Monument einer schicksalhaften Zeit
Was es dann brauche, sei ein Monument dieser schicksalhaften Zeit. Es müsse ein Mahnmal sein, das kommende Generationen daran erinnere, welch harte Kämpfe ihre Vorfahren auszufechten hatten, um Deutschland und den gesamten Kontinent nach den Verheerungen der Pandemie, der bleiernen Zeit unter Angela Merkel und den lähmenden Ampeljahren wiederaufzubauen.
An all die Großtaten jener Jahre, oft erbracht im Rahmen des "Deutschen Aufbau- und Resilienzplanes" (DARP), wird heute schon, so wenige Jahre danach, nirgendwo mehr erinnert. In keinem Bahnhof steht ein Klatscher-Denkmal, in keiner Fußgängerzone ein Mahnmal gegen Messerangriffe. Selbst an die Opfer des Terroranschlags am Berliner Breitscheidplatz erinnert nur ein unauffälliger goldener Riss im Boden, am 19. Dezember 2017 offiziell eingeweiht und mittlerweile selbst schon wieder vergessen.

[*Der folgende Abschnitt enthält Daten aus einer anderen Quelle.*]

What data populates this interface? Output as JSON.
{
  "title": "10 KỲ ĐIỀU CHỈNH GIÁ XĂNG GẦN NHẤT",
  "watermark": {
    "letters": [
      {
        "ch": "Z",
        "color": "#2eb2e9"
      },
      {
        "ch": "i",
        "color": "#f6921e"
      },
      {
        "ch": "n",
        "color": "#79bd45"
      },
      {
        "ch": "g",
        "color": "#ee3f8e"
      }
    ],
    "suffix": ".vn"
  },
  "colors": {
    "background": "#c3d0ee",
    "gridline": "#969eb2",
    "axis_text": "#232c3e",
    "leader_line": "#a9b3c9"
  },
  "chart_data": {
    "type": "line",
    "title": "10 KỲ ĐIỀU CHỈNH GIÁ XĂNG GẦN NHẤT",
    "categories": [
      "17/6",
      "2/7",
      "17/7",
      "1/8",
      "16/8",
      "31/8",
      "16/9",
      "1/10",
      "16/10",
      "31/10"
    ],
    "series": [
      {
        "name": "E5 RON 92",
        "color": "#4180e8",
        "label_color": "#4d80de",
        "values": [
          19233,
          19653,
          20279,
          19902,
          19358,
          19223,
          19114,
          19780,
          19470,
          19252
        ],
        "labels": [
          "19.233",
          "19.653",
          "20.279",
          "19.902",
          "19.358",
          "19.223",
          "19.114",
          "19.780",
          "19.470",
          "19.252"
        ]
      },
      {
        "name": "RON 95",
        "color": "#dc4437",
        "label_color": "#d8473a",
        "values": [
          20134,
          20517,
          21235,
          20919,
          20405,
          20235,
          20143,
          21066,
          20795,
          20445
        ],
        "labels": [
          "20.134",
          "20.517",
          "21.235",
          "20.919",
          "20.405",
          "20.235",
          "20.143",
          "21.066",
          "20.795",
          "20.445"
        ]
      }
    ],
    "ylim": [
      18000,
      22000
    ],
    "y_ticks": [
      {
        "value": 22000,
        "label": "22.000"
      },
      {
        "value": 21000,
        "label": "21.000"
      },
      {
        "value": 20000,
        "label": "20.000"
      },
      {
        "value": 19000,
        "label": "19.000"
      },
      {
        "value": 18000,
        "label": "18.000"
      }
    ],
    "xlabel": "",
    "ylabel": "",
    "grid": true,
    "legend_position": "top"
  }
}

In Bronze gegossener Gigant
"All das war noch vor wenigen Jahrzehnten unvorstellbar, nun ist es Realität", sagt Jan Laurenz Dippelberg, der in der gelungenen Rettung des deutschen Nationalwals eine Gelegenheit sieht, ein Zentrum moderner Erinnerungskultur zu errichten. Dippelberg stellt es sich dort vor, wo alles begann. Sein kleinteiliger Entwurf zeigt das mächtige Waltier am Strand, die Finnen und Flipper stolz gespreizt.
Der ganze in Bronze gegossene Gigant aufgebahrt auf ein fünfstufiges Steinpodest, das für die gemeinsamen Anstrengungen von Politik, Verwaltung, Bürgern, Medien und Zuivilsgesellschaft stehen sollen. Dippelberg ist sicher, dass ein Traum vom Denkmal verwirklich werden wird. "Wir können so viel mehr, als wir glauben, wenn wir es nur wollen", sagt er.